A Sumar exige que o governo garanta a disponibilidade dos videogames em formato físico, em contraposição aos modelos de assinatura

Archivo - Arquivo - Pessoa joga um videogame durante a feira espanhola de videogames “Mad Games Show”, na sede da Ordem dos Arquitetos, em 11 de abril de 2026, em Madri (Espanha). O Mad Games Show é uma iniciativa conjunta da Associação Espanhola
Alejandro Martínez Vélez - Europa Press - Arquivo

MADRID 22 ago. (EUROPA PRESS) -

A Sumar exigiu que o governo tome medidas para garantir que os consumidores possam continuar escolhendo o formato físico dos videogames diante da expansão dos modelos de assinatura e licenças digitais, e defendeu que os jogadores sejam “proprietários” de seus jogos e não “inquilinos precários” dependentes das multinacionais do setor.

É o que propõem os deputados Alberto Ibáñez e Nahuel González em uma proposta de lei não legislativa registrada há alguns dias para debate na Comissão de Cultura do Congresso, com a qual exigem garantir “o direito à livre escolha do formato” e agir contra possíveis práticas monopolistas na indústria de videogames e do cinema doméstico.

A iniciativa coincide com o início, neste domingo, de uma greve de usuários e consumidores de videogames, um protesto com o qual Ibáñez se solidarizou diante de uma transformação do setor que, segundo a proposta parlamentar, avança rumo à exclusividade digital.

“Uma greve que visa frear uma injustiça cometida pelas grandes empresas de tecnologia, que querem que os jogadores deixem de ser proprietários para se tornarem usuários precários, dependentes das assinaturas que as multinacionais de videogame decidirem oferecer a cada momento”, destacou ele em declarações enviadas à imprensa.

O deputado do Compromís, afiliado ao Sumar, também defendeu a necessidade de preservar as lojas de proximidade como “um espaço de socialização entre pares” e de proteger os postos de trabalho ligados ao mercado físico.

Nesse sentido, solicitam que as administrações públicas e, “especialmente”, o Ministério da Cultura preservem os videogames em formato físico “como parte indiscutível” da cultura.

BENS CULTURAIS PROTEGIDOS

A proposta insta ainda o Executivo a catalogar as obras cinematográficas, audiovisuais e de software de entretenimento, incluindo os videogames, como bens culturais protegidos, com o objetivo de garantir direitos como o empréstimo, o colecionismo ou a revenda de cópias digitais.
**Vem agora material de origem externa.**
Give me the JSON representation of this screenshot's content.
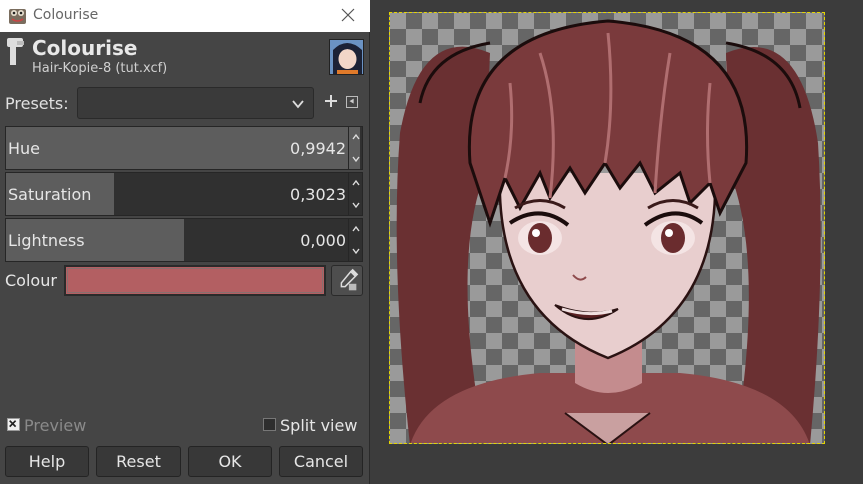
{
  "window": {
    "title": "Colourise"
  },
  "header": {
    "title": "Colourise",
    "subtitle": "Hair-Kopie-8 (tut.xcf)"
  },
  "presets": {
    "label": "Presets:",
    "value": ""
  },
  "sliders": [
    {
      "label": "Hue",
      "value": "0,9942",
      "fraction": 0.9942
    },
    {
      "label": "Saturation",
      "value": "0,3023",
      "fraction": 0.3023
    },
    {
      "label": "Lightness",
      "value": "0,000",
      "fraction": 0.5
    }
  ],
  "colour": {
    "label": "Colour",
    "swatch": "#b35f62"
  },
  "options": {
    "preview": {
      "label": "Preview",
      "checked": true
    },
    "split_view": {
      "label": "Split view",
      "checked": false
    }
  },
  "buttons": {
    "help": "Help",
    "reset": "Reset",
    "ok": "OK",
    "cancel": "Cancel"
  },
  "colors": {
    "tint": "#8e4a4c",
    "selection": "#e5d600"
  }
}
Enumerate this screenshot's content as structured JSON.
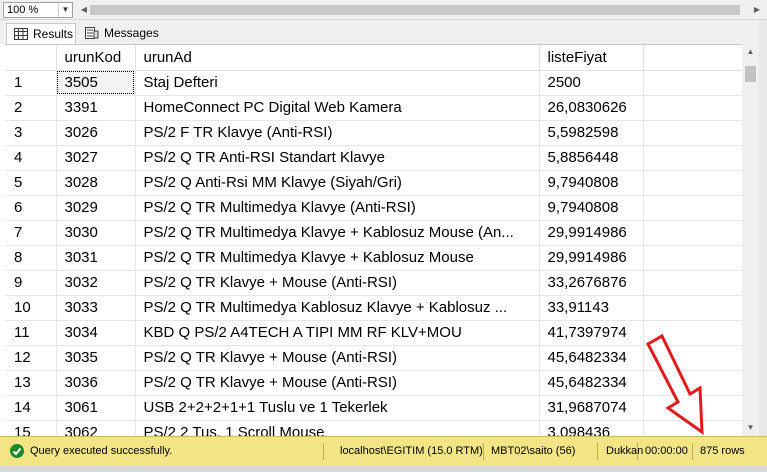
{
  "toolbar": {
    "zoom": "100 %"
  },
  "tabs": [
    {
      "label": "Results",
      "icon": "grid-icon",
      "active": true
    },
    {
      "label": "Messages",
      "icon": "messages-icon",
      "active": false
    }
  ],
  "columns": [
    "",
    "urunKod",
    "urunAd",
    "listeFiyat"
  ],
  "rows": [
    {
      "n": "1",
      "kod": "3505",
      "ad": "Staj Defteri",
      "fiyat": "2500"
    },
    {
      "n": "2",
      "kod": "3391",
      "ad": "HomeConnect PC Digital Web Kamera",
      "fiyat": "26,0830626"
    },
    {
      "n": "3",
      "kod": "3026",
      "ad": "PS/2 F TR Klavye (Anti-RSI)",
      "fiyat": "5,5982598"
    },
    {
      "n": "4",
      "kod": "3027",
      "ad": "PS/2 Q TR Anti-RSI Standart Klavye",
      "fiyat": "5,8856448"
    },
    {
      "n": "5",
      "kod": "3028",
      "ad": "PS/2 Q Anti-Rsi MM Klavye (Siyah/Gri)",
      "fiyat": "9,7940808"
    },
    {
      "n": "6",
      "kod": "3029",
      "ad": "PS/2 Q TR Multimedya Klavye (Anti-RSI)",
      "fiyat": "9,7940808"
    },
    {
      "n": "7",
      "kod": "3030",
      "ad": "PS/2 Q TR Multimedya Klavye + Kablosuz Mouse (An...",
      "fiyat": "29,9914986"
    },
    {
      "n": "8",
      "kod": "3031",
      "ad": "PS/2 Q TR Multimedya Klavye + Kablosuz Mouse",
      "fiyat": "29,9914986"
    },
    {
      "n": "9",
      "kod": "3032",
      "ad": "PS/2 Q TR Klavye + Mouse (Anti-RSI)",
      "fiyat": "33,2676876"
    },
    {
      "n": "10",
      "kod": "3033",
      "ad": "PS/2 Q TR Multimedya Kablosuz Klavye + Kablosuz ...",
      "fiyat": "33,91143"
    },
    {
      "n": "11",
      "kod": "3034",
      "ad": "KBD Q PS/2 A4TECH A TIPI MM RF KLV+MOU",
      "fiyat": "41,7397974"
    },
    {
      "n": "12",
      "kod": "3035",
      "ad": "PS/2 Q TR Klavye + Mouse (Anti-RSI)",
      "fiyat": "45,6482334"
    },
    {
      "n": "13",
      "kod": "3036",
      "ad": "PS/2 Q TR Klavye + Mouse (Anti-RSI)",
      "fiyat": "45,6482334"
    },
    {
      "n": "14",
      "kod": "3061",
      "ad": "USB 2+2+2+1+1 Tuslu ve 1 Tekerlek",
      "fiyat": "31,9687074"
    },
    {
      "n": "15",
      "kod": "3062",
      "ad": "PS/2 2 Tus, 1 Scroll Mouse",
      "fiyat": "3,098436"
    }
  ],
  "status": {
    "message": "Query executed successfully.",
    "server": "localhost\\EGITIM (15.0 RTM)",
    "user": "MBT02\\saito (56)",
    "database": "Dukkan",
    "elapsed": "00:00:00",
    "rowcount": "875 rows"
  },
  "colors": {
    "status_bg": "#f3e485",
    "arrow": "#e11b1b",
    "success": "#1b8a2a"
  }
}
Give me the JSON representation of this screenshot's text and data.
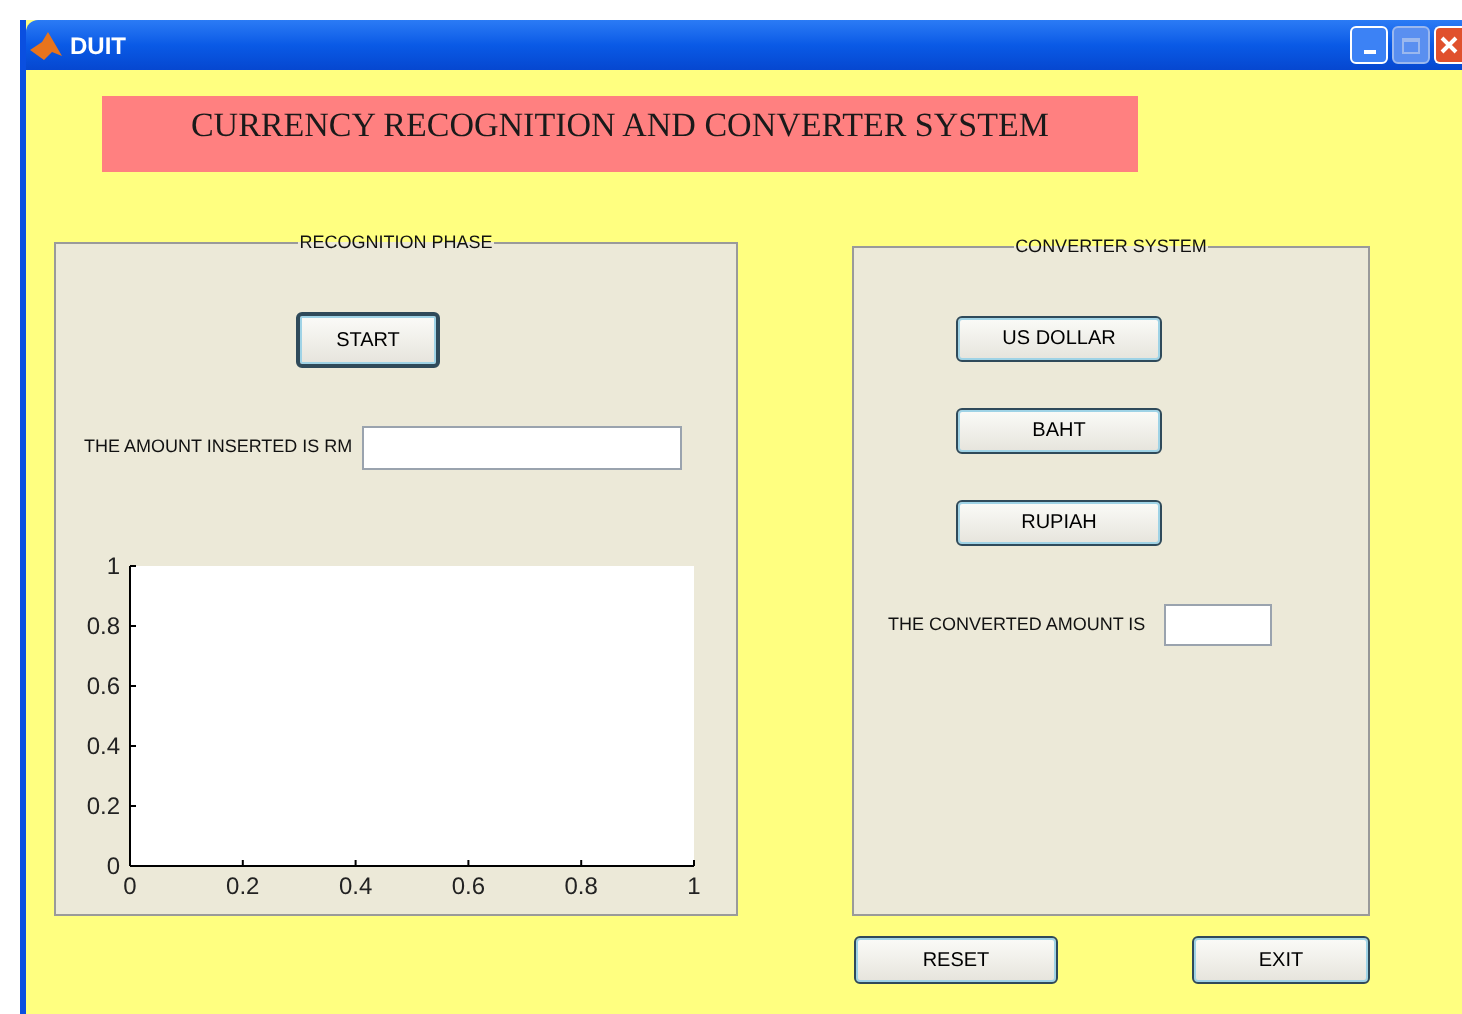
{
  "window": {
    "title": "DUIT"
  },
  "banner": "CURRENCY RECOGNITION AND CONVERTER SYSTEM",
  "recognition_panel": {
    "title": "RECOGNITION PHASE",
    "start_button": "START",
    "amount_label": "THE AMOUNT INSERTED IS RM",
    "chart_data": {
      "type": "line",
      "xlim": [
        0,
        1
      ],
      "ylim": [
        0,
        1
      ],
      "xticks": [
        0,
        0.2,
        0.4,
        0.6,
        0.8,
        1
      ],
      "yticks": [
        0,
        0.2,
        0.4,
        0.6,
        0.8,
        1
      ]
    }
  },
  "converter_panel": {
    "title": "CONVERTER SYSTEM",
    "currency_buttons": [
      "US DOLLAR",
      "BAHT",
      "RUPIAH"
    ],
    "converted_label": "THE CONVERTED AMOUNT IS"
  },
  "buttons": [
    "RESET",
    "EXIT"
  ]
}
Conforme consta da exposição de motivos, o desaparecimento do suporte físico significaria que os consumidores deixariam de ser proprietários de um bem para adquirir uma “licença de uso” revogável, cujo acesso dependeria da manutenção dos servidores ou dos acordos comerciais pelas empresas.

O texto sustenta ainda que o desaparecimento dos discos eliminaria a concorrência entre grandes lojas e lojas especializadas e permitiria que a própria plataforma estabelecesse, de forma exclusiva, os preços, as promoções e as condições de acesso.

Conforme detalha a Sumar, as lojas físicas representam 35% do consumo total de videogames na Espanha, um mercado avaliado em 2.408 milhões de euros, e a associação alerta para as consequências que o desaparecimento do formato físico poderia ter para o mercado de segunda mão, o empréstimo e a troca.

Por isso, solicitam ao governo que estude as consequências econômicas dessa transformação e transmita à União Europeia a necessidade de adotar medidas que evitem situações de monopólio e abuso de posição no mercado europeu.